For the police, the perpetual reenactment of death — such as lying on the street for four hours of death, the deadly denial of paramedics as she is still breathing until death, the death of “it looks like a closed casket, homie” after death — is a public ritual demonstrating the cost of imperfection. Because only when the victims of police killings can prove their humanity does this myth come to life.
Of course, the dead cannot speak for themselves. Public opinion cannot hear them. Their line of communication was left off the hook as the police cradled to form a quorum unanimously deeming them a threat, and voted to then perform the state execution — “public safety” style. So this myth is as dead as the Black people the police kill with impunity. Yet, the police act as the spokespeople for the dead by perpetuating this myth:
Okay, yeah, Breonna Taylor might have been murdered cold in her home but she shouldn’t have dated a drug dealer nor have lived in a neighborhood that was prime for gentrification. Okay, it might be true that Dreasjon Reed was running away, but he shouldn’t have been running! And you know what? He had a gun! A gun we believe was fired in a completely unrelated and irrelevant drive-by that occurred months prior to us killing him, but a weapon nonetheless. You know, a gun like the Subway sandwich *oops I mean a weapon* that Casey Christopher Goodson Jr. was twirling before we had to kill him too.
Each reference implies that it is because of the alleged imperfections of these victims that they now belong to the dead.
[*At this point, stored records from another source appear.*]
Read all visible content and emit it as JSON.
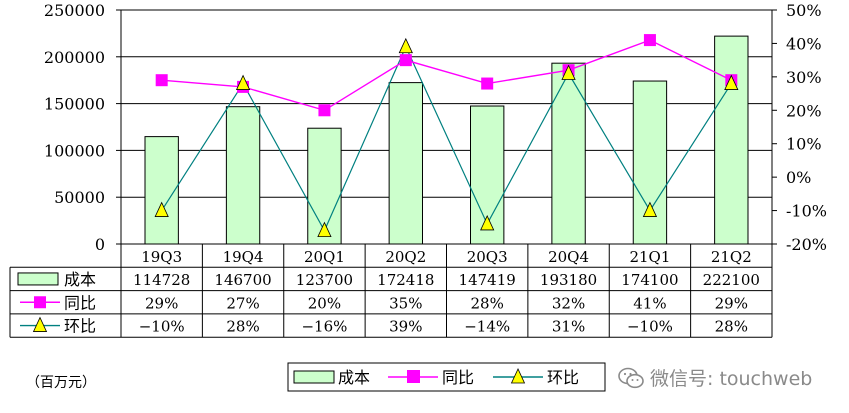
{
  "chart_data": {
    "type": "bar",
    "categories": [
      "19Q3",
      "19Q4",
      "20Q1",
      "20Q2",
      "20Q3",
      "20Q4",
      "21Q1",
      "21Q2"
    ],
    "series": [
      {
        "name": "成本",
        "type": "bar",
        "axis": "left",
        "values": [
          114728,
          146700,
          123700,
          172418,
          147419,
          193180,
          174100,
          222100
        ],
        "color": "#ccffcc"
      },
      {
        "name": "同比",
        "type": "line",
        "axis": "right",
        "values": [
          29,
          27,
          20,
          35,
          28,
          32,
          41,
          29
        ],
        "color": "#ff00ff"
      },
      {
        "name": "环比",
        "type": "line",
        "axis": "right",
        "values": [
          -10,
          28,
          -16,
          39,
          -14,
          31,
          -10,
          28
        ],
        "color": "#008080"
      }
    ],
    "table": {
      "rows": [
        {
          "label": "成本",
          "cells": [
            "114728",
            "146700",
            "123700",
            "172418",
            "147419",
            "193180",
            "174100",
            "222100"
          ]
        },
        {
          "label": "同比",
          "cells": [
            "29%",
            "27%",
            "20%",
            "35%",
            "28%",
            "32%",
            "41%",
            "29%"
          ]
        },
        {
          "label": "环比",
          "cells": [
            "−10%",
            "28%",
            "−16%",
            "39%",
            "−14%",
            "31%",
            "−10%",
            "28%"
          ]
        }
      ]
    },
    "y_left": {
      "ylim": [
        0,
        250000
      ],
      "ticks": [
        "250000",
        "200000",
        "150000",
        "100000",
        "50000",
        "0"
      ]
    },
    "y_right": {
      "ylim": [
        -20,
        50
      ],
      "ticks": [
        "50%",
        "40%",
        "30%",
        "20%",
        "10%",
        "0%",
        "-10%",
        "-20%"
      ]
    },
    "legend": [
      "成本",
      "同比",
      "环比"
    ],
    "legend_position": "bottom-center",
    "unit_label": "（百万元）"
  },
  "watermark": "微信号: touchweb"
}
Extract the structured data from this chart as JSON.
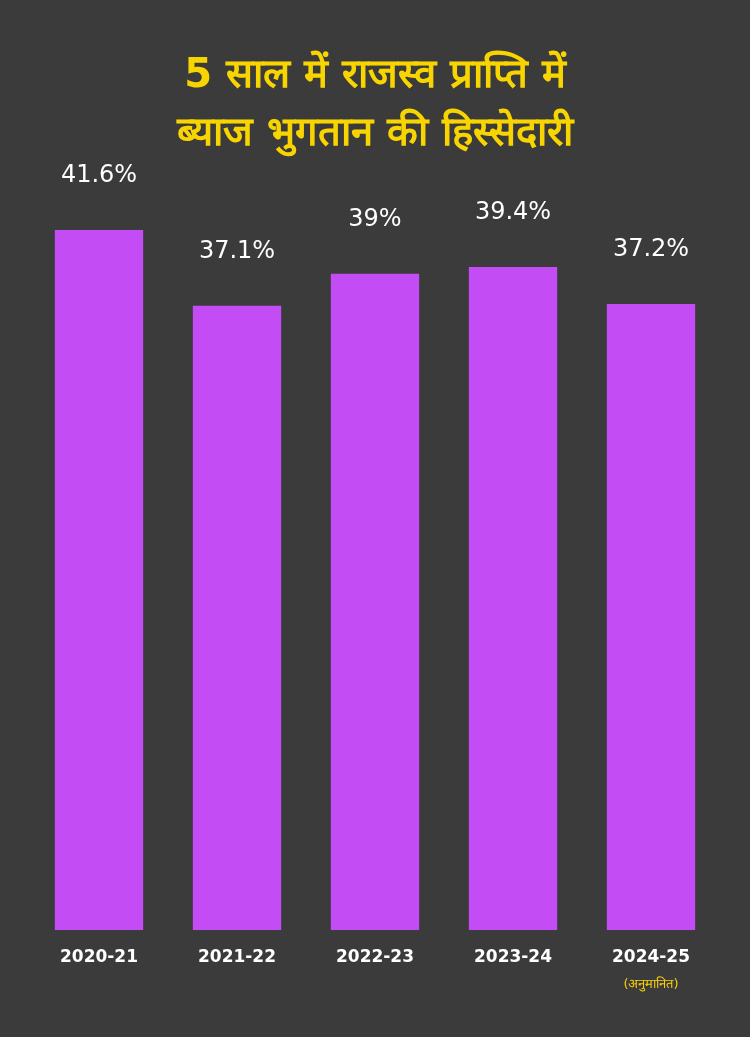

Police are bred with a warrior mentality that bestows a birthright upon them to cleanse our world of its imperfections. These imperfections harvest the marks of Blackness, Black maleness, homelessness, mental illness, queerness, etc., all conspiring in tandem as perceived threats that serve as potential stains to the sanctity of the state. These threats must be explained away through cop talk:
“Disorderly populations”
“Justifiable homicide”
“Officer-Involved Shooting”
“The police feared for their life”
“Unarmed vs. armed”
Cop talk conditions us to see each “officer-involved shooting” through the eyes of the police. This gerrymandered view exempts us from critically asking what the victim’s state of mind was, or if they “feared for their life” while fleeing the pursuit of an officer like a helpless creature on the verge of becoming prey. Police officers are always “armed” with the propensity to hunt — yet the idea of the prey shooting back is seldom rationalized as “justifiable.” The law does not permit such consideration for “disorderly populations” purged to the bottom of the food chain.
Unfortunately, the only perfect victims are the police. It’s the police for whom the law morphs to sanction their complete latitude to kill. It’s the police for whom the state authorizes to make the “right decision” they claim no one else has the elective courage to make. It’s the police who have the unmitigated freedom to kill Black people, investigate themselves, feed the news media their propaganda to parrot as gospel and still fund a union to defend their murderous behavior in court, providing none of the aforementioned protections proved satisfactory — our last line of defense against the imperfections of society.
In America, Black people are scourged as the imperfections. Not because of our skin but because of the threat we serve to expose the contradictions of the capitalist system. Our exploitation is necessary for social relations to function properly. The denial of our humanity is essential to the order of racial capitalism. It is the police who are hired to protect and serve this order. And it is against us, the imperfections, that the police are hired to kill.